(Juan Rubio– Director de Vida Nueva)
El cristiano no puede perder la mirada limpia y abierta al mañana porque la fe es una apuesta clara por el futuro. Somos herederos de la Promesa. Es la Esperanza la que nos salva. Lo ha dicho Benedicto XVI de forma bella y profunda en la Spe Salvi. Esperanza, florilegio evangélico asomando como brizna verdecina por entre las ruinas de la historia, fuente inagotable de meditación. Cavilaba yo sobre éste y otros asuntos, mientras paseaba en Roma por las calles que rodean Trinitá dei Monti.
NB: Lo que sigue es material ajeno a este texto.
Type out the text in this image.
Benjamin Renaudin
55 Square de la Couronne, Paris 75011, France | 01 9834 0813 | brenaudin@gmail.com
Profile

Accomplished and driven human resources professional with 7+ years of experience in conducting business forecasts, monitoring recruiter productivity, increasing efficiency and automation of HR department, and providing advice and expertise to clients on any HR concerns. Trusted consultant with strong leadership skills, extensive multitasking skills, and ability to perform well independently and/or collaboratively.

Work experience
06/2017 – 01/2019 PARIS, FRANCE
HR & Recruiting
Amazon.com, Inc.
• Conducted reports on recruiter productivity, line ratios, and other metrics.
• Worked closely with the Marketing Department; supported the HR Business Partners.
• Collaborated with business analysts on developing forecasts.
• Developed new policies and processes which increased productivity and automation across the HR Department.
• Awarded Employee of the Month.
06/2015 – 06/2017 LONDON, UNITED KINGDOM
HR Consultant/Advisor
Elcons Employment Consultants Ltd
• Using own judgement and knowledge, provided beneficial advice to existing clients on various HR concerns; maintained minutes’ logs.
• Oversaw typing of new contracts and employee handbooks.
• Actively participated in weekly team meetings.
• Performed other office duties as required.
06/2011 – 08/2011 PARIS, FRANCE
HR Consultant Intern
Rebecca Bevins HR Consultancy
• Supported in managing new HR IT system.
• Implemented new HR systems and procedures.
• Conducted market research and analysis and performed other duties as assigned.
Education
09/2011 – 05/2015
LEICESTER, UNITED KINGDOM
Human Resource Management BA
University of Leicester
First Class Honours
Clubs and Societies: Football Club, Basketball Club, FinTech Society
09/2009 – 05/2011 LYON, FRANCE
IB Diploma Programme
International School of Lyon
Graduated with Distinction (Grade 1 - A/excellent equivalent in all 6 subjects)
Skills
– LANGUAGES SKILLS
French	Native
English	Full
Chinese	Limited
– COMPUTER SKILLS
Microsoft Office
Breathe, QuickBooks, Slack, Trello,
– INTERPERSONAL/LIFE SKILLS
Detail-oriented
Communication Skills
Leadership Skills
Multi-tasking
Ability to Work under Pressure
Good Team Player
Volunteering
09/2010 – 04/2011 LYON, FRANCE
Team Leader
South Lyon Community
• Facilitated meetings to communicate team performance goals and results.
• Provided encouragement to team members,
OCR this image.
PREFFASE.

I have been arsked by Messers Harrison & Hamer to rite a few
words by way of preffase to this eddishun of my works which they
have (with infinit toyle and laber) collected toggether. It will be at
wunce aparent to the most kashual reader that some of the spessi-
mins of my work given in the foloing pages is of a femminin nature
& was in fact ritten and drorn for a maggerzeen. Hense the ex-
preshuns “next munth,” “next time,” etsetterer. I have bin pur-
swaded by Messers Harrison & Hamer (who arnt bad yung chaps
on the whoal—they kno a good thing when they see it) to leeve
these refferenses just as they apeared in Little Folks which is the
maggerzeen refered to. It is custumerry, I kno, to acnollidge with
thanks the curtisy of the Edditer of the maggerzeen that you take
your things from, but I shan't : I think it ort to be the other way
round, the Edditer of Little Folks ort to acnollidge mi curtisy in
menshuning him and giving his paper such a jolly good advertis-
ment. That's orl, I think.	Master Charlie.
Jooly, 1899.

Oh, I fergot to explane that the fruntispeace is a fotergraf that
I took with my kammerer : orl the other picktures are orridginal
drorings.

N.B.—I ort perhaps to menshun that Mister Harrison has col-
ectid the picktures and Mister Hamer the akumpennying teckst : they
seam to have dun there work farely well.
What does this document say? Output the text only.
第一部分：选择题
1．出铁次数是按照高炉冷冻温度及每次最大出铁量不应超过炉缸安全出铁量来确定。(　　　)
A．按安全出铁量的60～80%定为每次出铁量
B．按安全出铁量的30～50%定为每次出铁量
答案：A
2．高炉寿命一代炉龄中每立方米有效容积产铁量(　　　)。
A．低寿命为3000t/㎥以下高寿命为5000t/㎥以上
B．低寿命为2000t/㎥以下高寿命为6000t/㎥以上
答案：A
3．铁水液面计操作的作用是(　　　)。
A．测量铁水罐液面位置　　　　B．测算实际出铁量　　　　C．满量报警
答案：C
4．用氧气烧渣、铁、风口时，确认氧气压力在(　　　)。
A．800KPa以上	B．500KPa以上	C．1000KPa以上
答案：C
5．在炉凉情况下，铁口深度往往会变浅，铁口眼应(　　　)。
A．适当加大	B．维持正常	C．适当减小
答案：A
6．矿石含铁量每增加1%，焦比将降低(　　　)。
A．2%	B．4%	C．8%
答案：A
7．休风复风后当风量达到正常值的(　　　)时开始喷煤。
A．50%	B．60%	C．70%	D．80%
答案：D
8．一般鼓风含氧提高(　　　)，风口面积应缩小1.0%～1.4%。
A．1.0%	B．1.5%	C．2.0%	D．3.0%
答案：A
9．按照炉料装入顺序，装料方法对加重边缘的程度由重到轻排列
En la vía San Sebastianello, muy cerca de la iglesia polaca de la Resurrección, junto a la estatua de Nicolás Copérnico, me doy de bruces con la frase: “Sol stat, terra autem movetur”. El sol permanece; es la tierra la que se mueve. Sentí en el rostro el viento suave de la primavera romana y el ánimo se me volvió esperanza. Resonaron en mí los ecos de la cercana prisión en donde Galileo pronunciara su Epur movetur. Sin embargo… se mueve. Se mueve la vida de la Iglesia en toda su riqueza: laicos afianzados en el Evangelio; sacerdotes refrescando el don recibido con la imposición de las manos; consagrados entregados a la tarea de la evangelización fronteriza. El Sol, que es Jesucristo, permanece quemando, iluminando, caldeando. La tierra que se adhiere a la Iglesia en su recorrido, se mueve con sus estrategias y boatos; con sus voces y silencios; con sus poncios y sus pilatos. Aquella tarde romana repasé una vieja lección: ese Sol que permanece es el que confirma en mí la Esperanza. El polvo que se adhiere al pisar la tierra, es algo tan pasajero, tan superfluo, que sólo hay que esperar a llegar a casa para limpiarlo con una leve sonrisa. Lo importante es que el “Sol stat”.
Publicado en el nº 2.616 de Vida Nueva (del 7 al 13 de junio de 2008).